Kemudian ada juga dua sosok petahan lain yang dipindah dari Dapil III, contohnya Riswanto dan Erwin Tjahyuadi. 

Di Dapil III tersebut informasi yang dihimpun SurabayaTIMES Bambang DH menaruh jagonya. Salah satu nama adalah Abdul Ghoni. 

Ghoni adalah caleg muda dari daerah Kenjeran yang memang sudah ikut Bambang DH dalam pengkaderan partai sejak kuliah.

Selain itu tidak lama kemudian muncul pesan berantai di malam harinya setelah adanya Konfercab di siang hari. 

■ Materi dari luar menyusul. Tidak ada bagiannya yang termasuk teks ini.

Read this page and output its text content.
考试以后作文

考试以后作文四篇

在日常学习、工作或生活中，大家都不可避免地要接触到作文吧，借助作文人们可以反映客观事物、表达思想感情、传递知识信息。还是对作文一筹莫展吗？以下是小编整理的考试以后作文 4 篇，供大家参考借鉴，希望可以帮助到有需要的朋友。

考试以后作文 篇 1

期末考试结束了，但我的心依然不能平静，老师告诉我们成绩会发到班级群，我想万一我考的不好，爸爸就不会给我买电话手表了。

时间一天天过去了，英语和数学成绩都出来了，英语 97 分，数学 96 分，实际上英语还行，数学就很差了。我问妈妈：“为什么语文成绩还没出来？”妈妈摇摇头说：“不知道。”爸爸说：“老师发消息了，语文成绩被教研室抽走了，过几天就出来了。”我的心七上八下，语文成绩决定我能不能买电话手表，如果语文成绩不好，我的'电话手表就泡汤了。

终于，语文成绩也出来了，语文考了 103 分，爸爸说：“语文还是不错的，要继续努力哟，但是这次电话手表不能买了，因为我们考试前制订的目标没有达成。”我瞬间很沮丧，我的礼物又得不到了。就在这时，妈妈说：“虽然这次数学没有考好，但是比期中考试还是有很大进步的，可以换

Bahwa di Pilwali nanti dengan menempatkan Awi sebagai ketua Bambang akan menempatkan seorang pengusaha serta istrinya Dyah Katarina yang bersiap maju dalam Pilwali Surabaya 2019.

Sosok Awi yang terpilih sebagai ketua dan Baktiono sebagai sekretaris memang terkenal orang dekat dari Bambang DH. 

Sementara sekretaris sebelumnya Syaifuddin Zuhri terkenal dekat dengan Whisnu.

Sayangnya Bambang DH belum memberikan komentar resmi terkait ini. 

Ketika dikonfirmasi soal ada pesan berantai terkait dia yang bakal memajukan istrinya pada Pilwali 2019 nanti tidak melakukan bantahan ataupun membenarkan. 

Pesan yang terkirim dibaca namun, hanya dibalas dengan emoticon senyum.